HMRC has issued new guidance clarifying that most actors and other performers will be considered self-employed for tax purposes. Whilst this is in fact a re-affirmation of the status quo, a stamp of approval by HMRC of this long established principle was felt to be much needed within the industry.

The updates made to HMRC’s Employment Status Manual on 4 September 2020 mark the culmination of an extended period of consultation and negotiation between HMRC and the actor’s union Equity (together with other industry representatives).

The tax position of actors and performers had been made increasingly uncertain in light of upcoming changes to the IR35 legislation – whilst originally designed to stop the abuse of ‘disguised employment’ to obtain a tax advantage, amendments due to come into force in 2021 were responsible for putting the spotlight on the tax status of key professionals within creative industries resulting in increased scrutiny of the sector.

Ascertaining an individual’s employment status is critical for the purposes of applying the IR35 and off-payroll working rules, and for operating pay as you earn (PAYE). The prospect of making such status determinations was becoming increasingly worrisome for those engaging creative personnel in the UK. In the absence of this much needed clarificatory guidance, in the film and television space, the fear was that production companies may have felt the need to move many freelance actors on to PAYE contracts (which would likely have fuelled an abundance of tax status disputes). The new guidance should therefore come as a welcome relief for producers.

The HMRC manual outlines the relevant considerations in determining whether an actor/performer is self-employed. In the film and television context, the factors which HMRC will consider indicative of self-employment are that:

  1. The individual has itinerant work patterns;
  2. The individual has a number of separate engagements (which may be either concurrent or consecutive) with a number of different engagers and periods of unemployment between engagements;
  3. The individual has taken steps to build a business (beyond attending rehearsals and performances). This might include using an accountant or agent, obtaining insurance and becoming a member of Equity;
  4. The individual has a high degree of control over the work performed. For actors, it is important to distinguish between the content of the performance, e.g. the script (which they are unlikely to be able to control) and their artistic interpretation of that content (which they can control). An actor will also have control over where, when and how they do their preparatory work; and
  5. The individual incurs substantial costs in preparing and attending multiple auditions or in purchasing professional self-taping equipment or services, without any guarantee of obtaining additional work. This creates a real risk of incurring a financial loss which can be determinative.

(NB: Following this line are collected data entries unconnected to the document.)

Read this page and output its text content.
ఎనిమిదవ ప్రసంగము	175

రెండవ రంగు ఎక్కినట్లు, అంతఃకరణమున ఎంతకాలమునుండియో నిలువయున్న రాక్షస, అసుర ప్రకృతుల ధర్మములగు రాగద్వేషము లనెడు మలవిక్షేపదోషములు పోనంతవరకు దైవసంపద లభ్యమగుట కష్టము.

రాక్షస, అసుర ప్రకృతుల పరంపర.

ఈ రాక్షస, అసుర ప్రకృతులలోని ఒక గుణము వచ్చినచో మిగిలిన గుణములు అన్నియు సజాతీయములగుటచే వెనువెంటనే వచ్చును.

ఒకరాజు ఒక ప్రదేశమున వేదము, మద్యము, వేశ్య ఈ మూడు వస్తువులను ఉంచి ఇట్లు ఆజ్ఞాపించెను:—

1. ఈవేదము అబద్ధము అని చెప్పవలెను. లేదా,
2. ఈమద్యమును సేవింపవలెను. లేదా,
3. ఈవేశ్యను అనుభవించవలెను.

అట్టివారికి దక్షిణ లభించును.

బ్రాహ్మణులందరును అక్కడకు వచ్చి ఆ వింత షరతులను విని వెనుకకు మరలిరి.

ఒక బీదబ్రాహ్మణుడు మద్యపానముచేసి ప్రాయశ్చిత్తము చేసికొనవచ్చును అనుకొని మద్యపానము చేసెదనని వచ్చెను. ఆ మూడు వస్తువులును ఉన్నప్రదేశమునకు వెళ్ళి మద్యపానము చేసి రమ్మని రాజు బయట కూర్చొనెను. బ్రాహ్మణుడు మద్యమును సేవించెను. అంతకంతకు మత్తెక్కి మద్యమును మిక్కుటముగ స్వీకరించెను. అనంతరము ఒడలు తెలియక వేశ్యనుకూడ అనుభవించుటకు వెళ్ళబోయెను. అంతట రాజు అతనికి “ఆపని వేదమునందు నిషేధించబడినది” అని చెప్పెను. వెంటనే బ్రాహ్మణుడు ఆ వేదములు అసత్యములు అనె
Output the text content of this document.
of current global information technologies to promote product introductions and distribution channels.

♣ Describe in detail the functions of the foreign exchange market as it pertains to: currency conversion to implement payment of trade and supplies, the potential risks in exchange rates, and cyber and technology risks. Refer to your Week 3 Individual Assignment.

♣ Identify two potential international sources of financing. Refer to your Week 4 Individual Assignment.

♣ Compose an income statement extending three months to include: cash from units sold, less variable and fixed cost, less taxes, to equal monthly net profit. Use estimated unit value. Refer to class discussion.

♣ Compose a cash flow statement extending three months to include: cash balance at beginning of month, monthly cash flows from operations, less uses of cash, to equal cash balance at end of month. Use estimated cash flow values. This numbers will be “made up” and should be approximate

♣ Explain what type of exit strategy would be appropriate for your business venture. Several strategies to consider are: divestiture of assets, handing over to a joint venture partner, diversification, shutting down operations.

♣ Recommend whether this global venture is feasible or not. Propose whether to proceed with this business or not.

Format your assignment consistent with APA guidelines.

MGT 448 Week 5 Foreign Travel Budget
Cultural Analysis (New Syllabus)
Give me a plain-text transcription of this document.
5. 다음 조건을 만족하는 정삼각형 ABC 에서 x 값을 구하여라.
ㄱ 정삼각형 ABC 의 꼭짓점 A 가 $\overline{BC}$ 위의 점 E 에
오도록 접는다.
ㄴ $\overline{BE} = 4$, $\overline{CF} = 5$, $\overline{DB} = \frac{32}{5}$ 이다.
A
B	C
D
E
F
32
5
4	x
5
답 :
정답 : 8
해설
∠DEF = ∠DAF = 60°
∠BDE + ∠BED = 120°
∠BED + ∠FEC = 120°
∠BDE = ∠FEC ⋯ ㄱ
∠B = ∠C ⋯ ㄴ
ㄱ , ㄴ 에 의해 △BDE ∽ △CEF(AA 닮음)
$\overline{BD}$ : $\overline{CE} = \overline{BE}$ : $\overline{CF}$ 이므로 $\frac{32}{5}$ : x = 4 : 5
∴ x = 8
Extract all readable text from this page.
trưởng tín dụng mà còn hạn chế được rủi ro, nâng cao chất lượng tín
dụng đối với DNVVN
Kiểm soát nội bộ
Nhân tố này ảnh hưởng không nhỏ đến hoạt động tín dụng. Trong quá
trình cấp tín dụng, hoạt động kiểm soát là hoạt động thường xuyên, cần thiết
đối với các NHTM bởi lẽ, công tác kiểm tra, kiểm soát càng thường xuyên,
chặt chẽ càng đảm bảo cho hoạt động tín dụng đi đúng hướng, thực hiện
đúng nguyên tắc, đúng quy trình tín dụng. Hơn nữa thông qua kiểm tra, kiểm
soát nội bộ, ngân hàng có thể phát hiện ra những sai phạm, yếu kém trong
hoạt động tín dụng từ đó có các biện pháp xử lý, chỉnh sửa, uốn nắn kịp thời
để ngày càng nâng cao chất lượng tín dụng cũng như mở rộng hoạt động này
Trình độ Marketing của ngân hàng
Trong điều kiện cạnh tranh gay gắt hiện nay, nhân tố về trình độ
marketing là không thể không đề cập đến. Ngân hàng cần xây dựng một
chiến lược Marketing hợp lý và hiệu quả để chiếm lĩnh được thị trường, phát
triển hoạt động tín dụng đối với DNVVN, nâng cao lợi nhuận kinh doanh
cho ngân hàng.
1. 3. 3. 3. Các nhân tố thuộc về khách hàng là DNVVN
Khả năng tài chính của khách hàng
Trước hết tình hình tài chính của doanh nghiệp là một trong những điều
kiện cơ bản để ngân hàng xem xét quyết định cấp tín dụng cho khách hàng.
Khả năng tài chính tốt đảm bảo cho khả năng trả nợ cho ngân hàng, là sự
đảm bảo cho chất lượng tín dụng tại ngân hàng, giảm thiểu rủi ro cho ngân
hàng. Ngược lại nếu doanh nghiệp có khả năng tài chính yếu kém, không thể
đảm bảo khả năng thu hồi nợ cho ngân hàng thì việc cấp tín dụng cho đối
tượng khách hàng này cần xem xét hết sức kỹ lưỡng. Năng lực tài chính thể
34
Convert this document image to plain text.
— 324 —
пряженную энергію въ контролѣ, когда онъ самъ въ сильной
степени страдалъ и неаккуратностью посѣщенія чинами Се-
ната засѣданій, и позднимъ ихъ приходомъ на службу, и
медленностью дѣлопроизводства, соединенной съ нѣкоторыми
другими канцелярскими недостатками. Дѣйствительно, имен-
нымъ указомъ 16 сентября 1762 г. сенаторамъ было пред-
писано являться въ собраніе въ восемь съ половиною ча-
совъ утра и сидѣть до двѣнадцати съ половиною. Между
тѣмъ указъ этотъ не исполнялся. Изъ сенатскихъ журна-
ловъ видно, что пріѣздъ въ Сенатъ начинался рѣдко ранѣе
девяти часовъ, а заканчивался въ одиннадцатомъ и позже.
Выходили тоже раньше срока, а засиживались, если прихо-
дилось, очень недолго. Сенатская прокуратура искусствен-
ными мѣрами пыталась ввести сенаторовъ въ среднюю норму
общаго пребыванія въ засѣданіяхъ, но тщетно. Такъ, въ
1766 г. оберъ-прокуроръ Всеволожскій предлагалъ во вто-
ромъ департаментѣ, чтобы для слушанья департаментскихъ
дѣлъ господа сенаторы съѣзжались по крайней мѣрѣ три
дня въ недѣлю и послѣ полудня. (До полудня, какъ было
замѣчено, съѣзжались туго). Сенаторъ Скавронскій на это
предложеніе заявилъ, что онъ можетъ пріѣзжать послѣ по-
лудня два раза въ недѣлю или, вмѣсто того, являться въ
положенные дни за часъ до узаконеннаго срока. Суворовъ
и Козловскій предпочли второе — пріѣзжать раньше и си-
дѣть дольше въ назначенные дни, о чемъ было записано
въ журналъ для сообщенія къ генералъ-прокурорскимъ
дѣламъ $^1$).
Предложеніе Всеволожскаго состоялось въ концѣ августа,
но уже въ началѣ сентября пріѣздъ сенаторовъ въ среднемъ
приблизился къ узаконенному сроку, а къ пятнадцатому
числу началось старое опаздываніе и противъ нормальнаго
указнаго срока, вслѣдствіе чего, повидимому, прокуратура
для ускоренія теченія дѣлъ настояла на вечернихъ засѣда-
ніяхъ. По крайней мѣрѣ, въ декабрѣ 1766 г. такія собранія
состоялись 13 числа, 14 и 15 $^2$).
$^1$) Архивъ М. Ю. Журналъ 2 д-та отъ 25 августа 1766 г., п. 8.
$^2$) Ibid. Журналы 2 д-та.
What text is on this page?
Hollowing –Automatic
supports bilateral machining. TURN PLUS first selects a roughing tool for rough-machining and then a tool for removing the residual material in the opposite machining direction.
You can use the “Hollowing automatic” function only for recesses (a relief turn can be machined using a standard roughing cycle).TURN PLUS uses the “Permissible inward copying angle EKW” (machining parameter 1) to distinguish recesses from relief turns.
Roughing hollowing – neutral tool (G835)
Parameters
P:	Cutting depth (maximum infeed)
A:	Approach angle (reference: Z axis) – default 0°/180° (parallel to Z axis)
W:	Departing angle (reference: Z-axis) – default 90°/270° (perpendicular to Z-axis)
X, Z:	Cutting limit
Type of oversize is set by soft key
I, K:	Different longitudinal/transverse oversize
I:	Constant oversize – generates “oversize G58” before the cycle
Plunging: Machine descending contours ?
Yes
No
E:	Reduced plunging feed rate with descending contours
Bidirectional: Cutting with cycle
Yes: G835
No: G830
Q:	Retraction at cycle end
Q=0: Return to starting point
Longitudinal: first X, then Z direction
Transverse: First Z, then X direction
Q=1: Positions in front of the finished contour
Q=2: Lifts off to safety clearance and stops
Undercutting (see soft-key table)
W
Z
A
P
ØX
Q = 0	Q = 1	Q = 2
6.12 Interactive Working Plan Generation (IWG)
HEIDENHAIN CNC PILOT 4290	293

Although, we can happily conclude from this that most film and television actors will be self-employed for taxation purposes, in the event that the indicative factors listed above are largely absent, it is still possible that an actor may be deemed an employee and be taxed as such (or at least that they may be an employee for the purposes of a specific engagement).

Ultimately, whilst each case will still need to be considered on its facts, the availability of clear and transparent guidance for determining tax status is certainly a very positive outcome for actors and those who engage them.